Sci-Thurs PM: Delivery-04: Comprehensive fluence model for absolute portal dose image prediction in IMRT pre-treatment verification.

Abstract

Amorphous silicon (a-Si) electronic portal imaging devices (EPIDs) have been heavily investigated as treatment verification tools, with a particular focus on intensity modulated radiation therapy (IMRT). This verification could be accomplished through a comparison of measured portal images to predicted images. A general fluence determination for portal dose image prediction would be a great asset in order to model the complex modulation of IMRT. A physically-based parameter fluence model was developed by matching multi-leaf collimator defined predicted images to measured image profiles. The fluence model was composed of a focal Gaussian and extrafocal Gaussian-like source (Pearson VII).

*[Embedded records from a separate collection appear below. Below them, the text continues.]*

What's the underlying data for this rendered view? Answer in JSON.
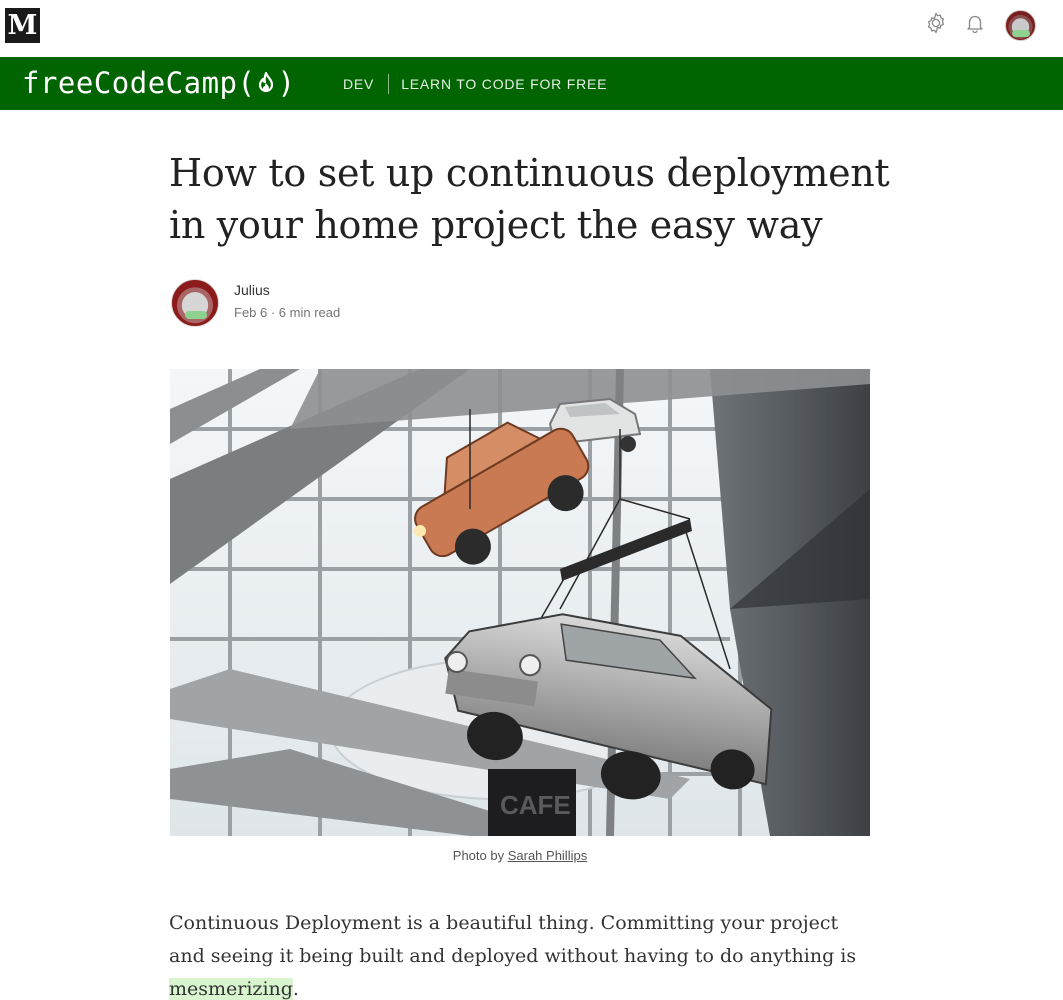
{
  "topbar": {
    "logo_letter": "M",
    "icons": [
      "gear-icon",
      "bell-icon",
      "avatar"
    ]
  },
  "publication": {
    "name": "freeCodeCamp",
    "logo_prefix": "freeCodeCamp(",
    "logo_suffix": ")",
    "bar_color": "#006400",
    "nav": [
      {
        "label": "DEV"
      },
      {
        "label": "LEARN TO CODE FOR FREE"
      }
    ]
  },
  "article": {
    "title": "How to set up continuous deployment in your home project the easy way",
    "author": "Julius",
    "meta": "Feb 6 · 6 min read",
    "caption_prefix": "Photo by ",
    "caption_credit": "Sarah Phillips",
    "body_before": "Continuous Deployment is a beautiful thing. Committing your project and seeing it being built and deployed without having to do anything is ",
    "body_highlight": "mesmerizing",
    "body_after": ".",
    "highlight_color": "#d8f5d0"
  }
}
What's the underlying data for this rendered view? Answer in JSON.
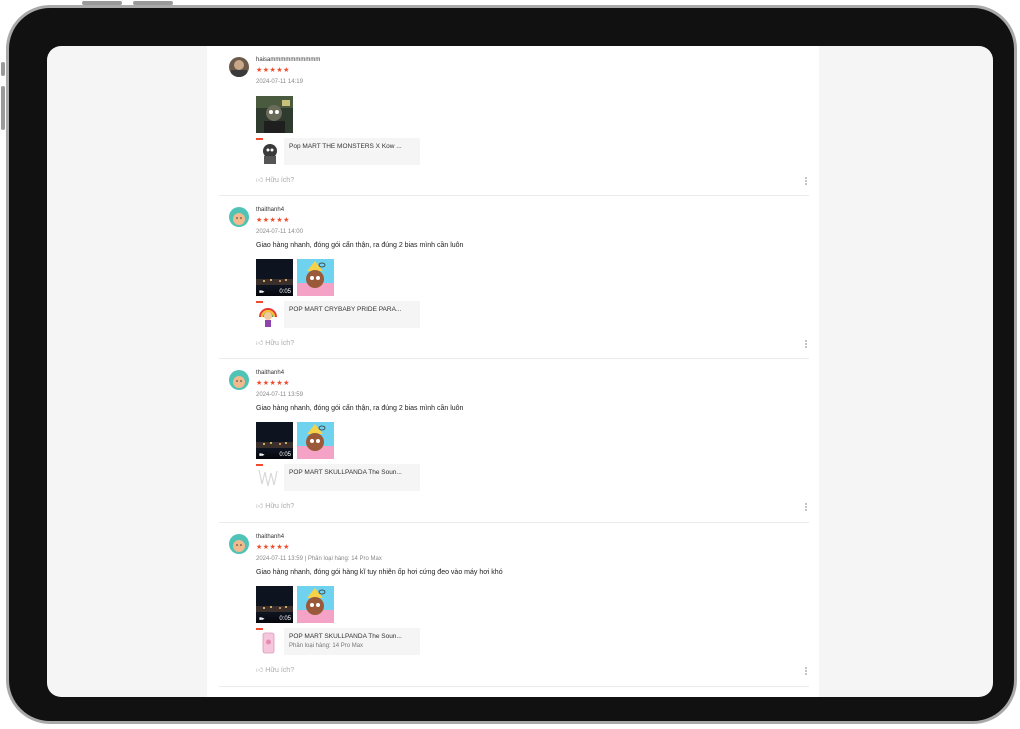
{
  "reviews": [
    {
      "username": "haisammmmmmmmmm",
      "stars": "★★★★★",
      "meta": "2024-07-11 14:19",
      "comment": "",
      "media": [
        {
          "kind": "image"
        }
      ],
      "product": {
        "name": "Pop MART THE MONSTERS X Kow ...",
        "variant": ""
      },
      "helpful_label": "Hữu ích?"
    },
    {
      "username": "thaithanh4",
      "stars": "★★★★★",
      "meta": "2024-07-11 14:00",
      "comment": "Giao hàng nhanh, đóng gói cẩn thận, ra đúng 2 bias mình cần luôn",
      "media": [
        {
          "kind": "video",
          "duration": "0:05"
        },
        {
          "kind": "image"
        }
      ],
      "product": {
        "name": "POP MART CRYBABY PRIDE PARA...",
        "variant": ""
      },
      "helpful_label": "Hữu ích?"
    },
    {
      "username": "thaithanh4",
      "stars": "★★★★★",
      "meta": "2024-07-11 13:59",
      "comment": "Giao hàng nhanh, đóng gói cẩn thận, ra đúng 2 bias mình cần luôn",
      "media": [
        {
          "kind": "video",
          "duration": "0:05"
        },
        {
          "kind": "image"
        }
      ],
      "product": {
        "name": "POP MART SKULLPANDA The Soun...",
        "variant": ""
      },
      "helpful_label": "Hữu ích?"
    },
    {
      "username": "thaithanh4",
      "stars": "★★★★★",
      "meta": "2024-07-11 13:59 | Phân loại hàng: 14 Pro Max",
      "comment": "Giao hàng nhanh, đóng gói hàng kĩ tuy nhiên ốp hơi cứng đeo vào máy hơi khó",
      "media": [
        {
          "kind": "video",
          "duration": "0:05"
        },
        {
          "kind": "image"
        }
      ],
      "product": {
        "name": "POP MART SKULLPANDA The Soun...",
        "variant": "Phân loại hàng: 14 Pro Max"
      },
      "helpful_label": "Hữu ích?"
    }
  ],
  "icons": {
    "thumb_up": "thumbs-up-icon",
    "more": "more-vertical-icon",
    "video": "video-camera-icon"
  },
  "colors": {
    "star": "#ee4d2d",
    "helpful": "#aaaaaa",
    "avatar_teal": "#4fc3b6"
  }
}
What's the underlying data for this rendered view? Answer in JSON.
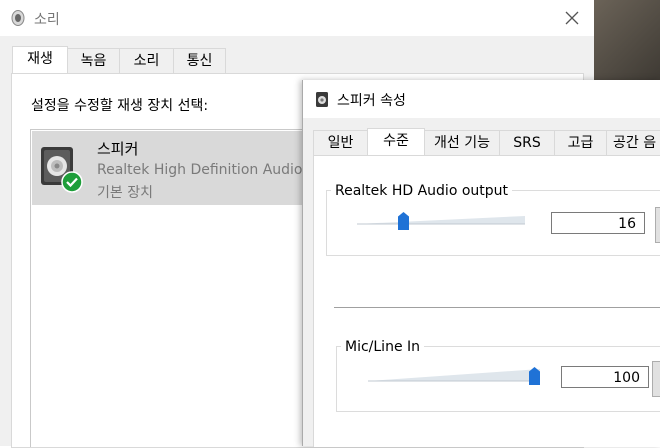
{
  "sound_window": {
    "title": "소리",
    "tabs": [
      "재생",
      "녹음",
      "소리",
      "통신"
    ],
    "prompt": "설정을 수정할 재생 장치 선택:",
    "device": {
      "name": "스피커",
      "description": "Realtek High Definition Audio",
      "status": "기본 장치",
      "icon": "speaker-icon",
      "badge_icon": "checkmark-icon"
    }
  },
  "props_window": {
    "title": "스피커 속성",
    "tabs": [
      "일반",
      "수준",
      "개선 기능",
      "SRS",
      "고급",
      "공간 음"
    ],
    "selected_tab": "수준",
    "controls": [
      {
        "label": "Realtek HD Audio output",
        "level": 16,
        "level_text": "16"
      },
      {
        "label": "Mic/Line In",
        "level": 100,
        "level_text": "100"
      }
    ]
  },
  "colors": {
    "accent": "#1f72d6",
    "check_green": "#1e9e3a",
    "selection": "#d9d9d9"
  }
}
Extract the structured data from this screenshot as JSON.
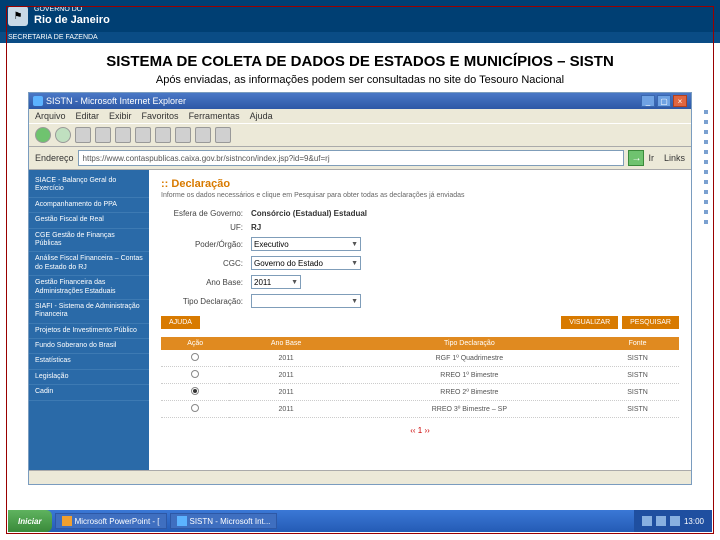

Specific aspects of the MLCs and secondary collimators were also modeled (eg. jaw and MLC transmission factors, MLC rounded leaf tips, tongue and groove effect, interleaf leakage, MLC offsets). The resulting calculated fluence was then convolved with Monte Carlo generated EPID-specific dose kernels to convert incident fluence to dose delivered to the EPID. Measured EPID data was obtained with an a-Si EPID for various MLC-defined fields (1×1 to 20×20 cm2 ) over a range of source-to-imager distances. These measured profiles were used to determine the fluence model parameters and the resulting model was tested on prostate and oropharyngeal IMRT fields. The model predicted the open-field profiles within 2%, 2mm, while the predicted IMRT fields were generally within 3%, 3mm for at least 96% of the pixels. This model demonstrates the necessary accuracy needed for IMRT portal dose image prediction in complex clinical examples (<3%, 3mm) and could be used for pre-treatment verification.